# Storm is growing up!



## TrickyShepherd (Aug 15, 2011)

Storm is 7 months old and growing up nicely. At just 52lbs, she's a force to reckon with already. We've been working on focus, and bonding. Since she is an extremely independent, strong bitch... it hasn't been a walk in the park. Unlike my male, who wants to please in every step he takes.... Storm gives me a challenge. Within the last month or two, she's finally starting to bring her toys to me to play with her and looks to me for directions. Her focus has always been amazing. She was the most focused of her litter when they were tested as puppies. However, she started focusing more on other dogs, or people around her... Not me. At 7 months, her "watch me" command is strong. We've worked a lot on this. We've also started to wean off of working fully with food. Not we work with the tug too. She's starting to understand it, but we haven't added much commands to it.

Obedience is going slower, but what we do have is solid. Once I get her focused fully bridled and the "tug game" established, she'll be nice in OB. No rush.

Bite work is so much fun with her. She's so bold, and forward. Which is opposite from Duke. I love how she's coming along. She's been a lot of work, and a lot of up and downs. But, she's awesome. The only thing I'm hoping for is barking soon. She's so focused, she doesn't bark when SHE is doing bite work. When others are, she doesn't stop! lol! She works like a Mali. Focused to a fault. She let out a squeak last time, so I hope that full bark (I know she has) is going to come soon!

I love her work ethic though, she doesn't stop until I pull her away! I'm loving my little working line! :wub:

Here's some pictures from this past weekend:

















































































































She makes me so proud!

Thanks for letting me share her!


----------



## TrickyShepherd (Aug 15, 2011)

Figured I'd keep this to the same thread.
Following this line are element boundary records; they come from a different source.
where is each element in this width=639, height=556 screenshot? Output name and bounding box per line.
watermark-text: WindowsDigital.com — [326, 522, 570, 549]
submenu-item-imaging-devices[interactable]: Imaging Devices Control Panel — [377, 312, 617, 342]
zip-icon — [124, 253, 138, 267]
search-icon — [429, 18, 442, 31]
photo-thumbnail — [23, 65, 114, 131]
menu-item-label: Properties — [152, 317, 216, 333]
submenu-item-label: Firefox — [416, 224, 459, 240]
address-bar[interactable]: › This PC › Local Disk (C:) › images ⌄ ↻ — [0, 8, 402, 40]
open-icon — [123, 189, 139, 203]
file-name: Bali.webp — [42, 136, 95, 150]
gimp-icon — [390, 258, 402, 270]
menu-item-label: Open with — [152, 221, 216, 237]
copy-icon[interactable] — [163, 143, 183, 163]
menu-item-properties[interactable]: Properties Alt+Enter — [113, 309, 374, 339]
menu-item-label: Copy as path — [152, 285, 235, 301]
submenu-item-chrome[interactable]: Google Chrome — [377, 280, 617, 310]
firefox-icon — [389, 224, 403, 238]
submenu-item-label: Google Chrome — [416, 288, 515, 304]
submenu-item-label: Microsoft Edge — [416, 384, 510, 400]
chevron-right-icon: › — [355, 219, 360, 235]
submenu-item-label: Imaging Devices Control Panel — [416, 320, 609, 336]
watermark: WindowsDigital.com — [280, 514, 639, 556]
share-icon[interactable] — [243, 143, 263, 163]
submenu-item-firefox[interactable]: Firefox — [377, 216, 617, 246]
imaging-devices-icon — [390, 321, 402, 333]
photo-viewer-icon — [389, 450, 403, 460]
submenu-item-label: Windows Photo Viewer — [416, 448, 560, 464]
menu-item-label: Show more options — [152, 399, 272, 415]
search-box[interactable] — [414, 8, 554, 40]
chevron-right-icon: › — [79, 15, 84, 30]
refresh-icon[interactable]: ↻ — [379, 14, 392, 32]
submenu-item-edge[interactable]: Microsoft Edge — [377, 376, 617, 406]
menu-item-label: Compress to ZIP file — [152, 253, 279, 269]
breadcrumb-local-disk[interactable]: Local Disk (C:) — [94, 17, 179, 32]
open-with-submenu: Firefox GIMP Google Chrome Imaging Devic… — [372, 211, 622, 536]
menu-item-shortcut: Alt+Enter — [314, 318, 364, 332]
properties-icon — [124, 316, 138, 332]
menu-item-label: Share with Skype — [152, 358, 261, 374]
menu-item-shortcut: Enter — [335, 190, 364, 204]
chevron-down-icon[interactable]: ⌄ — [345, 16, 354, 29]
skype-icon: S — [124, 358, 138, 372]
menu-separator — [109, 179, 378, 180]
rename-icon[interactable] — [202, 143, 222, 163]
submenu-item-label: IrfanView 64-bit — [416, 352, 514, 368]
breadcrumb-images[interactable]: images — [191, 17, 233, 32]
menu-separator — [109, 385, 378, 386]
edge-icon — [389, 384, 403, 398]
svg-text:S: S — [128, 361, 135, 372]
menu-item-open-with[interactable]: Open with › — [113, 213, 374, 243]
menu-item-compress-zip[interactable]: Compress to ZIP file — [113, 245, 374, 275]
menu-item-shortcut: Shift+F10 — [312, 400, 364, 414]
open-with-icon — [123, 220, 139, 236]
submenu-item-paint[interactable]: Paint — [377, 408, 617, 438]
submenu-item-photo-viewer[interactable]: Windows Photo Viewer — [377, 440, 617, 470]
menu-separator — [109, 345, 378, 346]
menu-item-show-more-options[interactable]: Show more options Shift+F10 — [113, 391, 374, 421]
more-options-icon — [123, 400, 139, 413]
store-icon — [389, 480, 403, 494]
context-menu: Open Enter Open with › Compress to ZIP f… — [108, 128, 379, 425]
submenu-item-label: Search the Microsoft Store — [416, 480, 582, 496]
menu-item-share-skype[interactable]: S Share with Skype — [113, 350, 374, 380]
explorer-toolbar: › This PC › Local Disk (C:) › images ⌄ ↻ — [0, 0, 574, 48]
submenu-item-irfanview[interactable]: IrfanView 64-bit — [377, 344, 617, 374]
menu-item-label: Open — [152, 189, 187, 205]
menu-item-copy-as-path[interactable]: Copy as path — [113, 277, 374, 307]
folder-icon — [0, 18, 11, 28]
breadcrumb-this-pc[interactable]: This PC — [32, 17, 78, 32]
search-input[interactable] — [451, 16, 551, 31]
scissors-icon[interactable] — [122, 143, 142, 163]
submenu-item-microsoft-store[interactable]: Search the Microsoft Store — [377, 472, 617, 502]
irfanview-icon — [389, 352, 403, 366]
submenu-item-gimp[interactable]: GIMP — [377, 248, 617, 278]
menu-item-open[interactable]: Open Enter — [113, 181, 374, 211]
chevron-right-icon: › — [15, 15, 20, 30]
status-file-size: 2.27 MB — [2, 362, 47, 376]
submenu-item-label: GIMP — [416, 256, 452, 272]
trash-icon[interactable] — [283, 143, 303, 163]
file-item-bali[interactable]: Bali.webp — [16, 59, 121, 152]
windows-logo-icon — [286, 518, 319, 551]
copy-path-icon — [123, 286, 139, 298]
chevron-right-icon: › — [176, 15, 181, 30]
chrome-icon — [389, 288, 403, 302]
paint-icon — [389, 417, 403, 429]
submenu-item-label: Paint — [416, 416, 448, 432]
We did some obedience games today. She was very well behaved (for her), and actually had a GREAT recall! She heeled perfect while we weaved in between the other puppies, held her down and sit stay, and did great with some kids who were out there today. So proud of her. She's turning into a solid nerved dog. Very well rounded.

Some new pictures of Storm at training:

































































Very serious dog... she always keeps her eyes on the decoy.

















Hard hits too... She's going to be a truck coming into her bites.










































Thanks for letting me share


----------



## cliffson1 (Sep 2, 2006)

Nice looking little girl, I think the helpers are doing a lot of frontal work with her that is stronger than she needs, but it's obvious she is enjoying herself. I think the second helper is bringing better responses based on the pics. She seems really energetic. Good Luck


----------



## Shade (Feb 20, 2012)

She looks like a firecracker . Nice photos!


----------